The only goal was get the girl at all costs. Even if the replies made no sense.

They men didn't even seem to realise that they were talking to a robot horse. If they did, they certainly didn't care.

"These people are talking by rote," Sam told tech blog, Slacktory. "I've had people send the same message to several of my accounts, some in different continents, all with the same avatars. They’re completely oblivious. It’s a horse robot talking to a meat robot."

Sam said contrary to popular opinion, advice on how to fend off creepy internet pick-up artists doesn't work.

"A lot of people just get angrier or hornier," he said.
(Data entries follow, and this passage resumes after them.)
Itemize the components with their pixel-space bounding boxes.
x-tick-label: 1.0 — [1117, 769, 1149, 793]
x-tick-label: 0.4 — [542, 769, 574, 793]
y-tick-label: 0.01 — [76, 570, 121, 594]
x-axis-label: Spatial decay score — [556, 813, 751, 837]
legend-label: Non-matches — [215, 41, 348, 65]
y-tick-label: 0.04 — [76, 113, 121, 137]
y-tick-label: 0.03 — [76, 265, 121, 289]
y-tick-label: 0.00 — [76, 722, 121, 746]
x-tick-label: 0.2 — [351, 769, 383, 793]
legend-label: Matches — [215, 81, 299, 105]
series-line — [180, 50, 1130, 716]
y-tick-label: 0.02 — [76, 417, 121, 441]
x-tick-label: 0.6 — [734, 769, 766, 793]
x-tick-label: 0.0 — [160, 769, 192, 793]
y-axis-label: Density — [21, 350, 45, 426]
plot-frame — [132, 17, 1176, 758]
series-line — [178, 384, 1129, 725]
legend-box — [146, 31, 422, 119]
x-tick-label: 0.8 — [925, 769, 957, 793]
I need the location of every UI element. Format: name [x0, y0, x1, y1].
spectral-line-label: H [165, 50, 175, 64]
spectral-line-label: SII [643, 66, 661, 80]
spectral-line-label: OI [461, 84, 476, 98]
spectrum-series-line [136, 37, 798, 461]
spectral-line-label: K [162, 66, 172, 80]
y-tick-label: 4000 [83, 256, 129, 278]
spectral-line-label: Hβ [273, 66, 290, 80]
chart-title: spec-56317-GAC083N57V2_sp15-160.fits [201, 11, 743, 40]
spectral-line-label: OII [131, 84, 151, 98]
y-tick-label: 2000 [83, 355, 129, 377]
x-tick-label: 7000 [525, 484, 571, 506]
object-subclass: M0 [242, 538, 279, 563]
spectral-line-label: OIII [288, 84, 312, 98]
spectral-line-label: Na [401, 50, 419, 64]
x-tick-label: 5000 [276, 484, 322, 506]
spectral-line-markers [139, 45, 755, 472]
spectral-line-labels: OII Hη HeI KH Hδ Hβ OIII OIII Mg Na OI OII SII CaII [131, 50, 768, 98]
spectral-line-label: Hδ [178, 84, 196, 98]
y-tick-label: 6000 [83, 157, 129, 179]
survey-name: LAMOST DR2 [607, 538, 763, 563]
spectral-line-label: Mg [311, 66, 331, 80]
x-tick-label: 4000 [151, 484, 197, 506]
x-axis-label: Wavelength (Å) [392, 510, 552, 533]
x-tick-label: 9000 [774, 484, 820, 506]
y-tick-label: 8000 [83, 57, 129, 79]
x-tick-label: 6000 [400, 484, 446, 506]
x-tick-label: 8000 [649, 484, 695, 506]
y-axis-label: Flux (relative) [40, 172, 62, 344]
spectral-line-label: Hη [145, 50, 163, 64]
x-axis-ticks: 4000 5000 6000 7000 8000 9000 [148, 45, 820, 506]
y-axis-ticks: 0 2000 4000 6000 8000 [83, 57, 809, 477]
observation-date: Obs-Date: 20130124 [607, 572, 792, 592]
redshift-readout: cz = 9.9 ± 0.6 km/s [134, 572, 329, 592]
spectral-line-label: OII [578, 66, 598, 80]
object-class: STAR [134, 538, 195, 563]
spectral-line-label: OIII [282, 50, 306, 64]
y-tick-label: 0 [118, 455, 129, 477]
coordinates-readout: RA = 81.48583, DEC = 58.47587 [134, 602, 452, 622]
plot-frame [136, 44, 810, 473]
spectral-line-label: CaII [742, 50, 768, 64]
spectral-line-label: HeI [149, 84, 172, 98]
Slacktory Writer, Virgil Texas who runs a Tumblr and Twitter account documenting the advice shared by repulsive pick up artists on forums and message boards said these men's routines had an "almost hypnotic pull".

(They) "are grounded in psychology about the 'female brain' and specious ideas about evolution and 'human nature' that even a stoned philosophy student would be embarrassed to say aloud," Texas wrote.

"No" is not an answer these men were used to hearing. And like Ok Cupid users' experience with the robot horse, Texas said her experiences trawling "the seduction community" showed that no matter how women responded to online pick ups, "the script remained essentially the same".

"The resultant one-sided conversation is a hollow parody of human interaction," Texas wrote.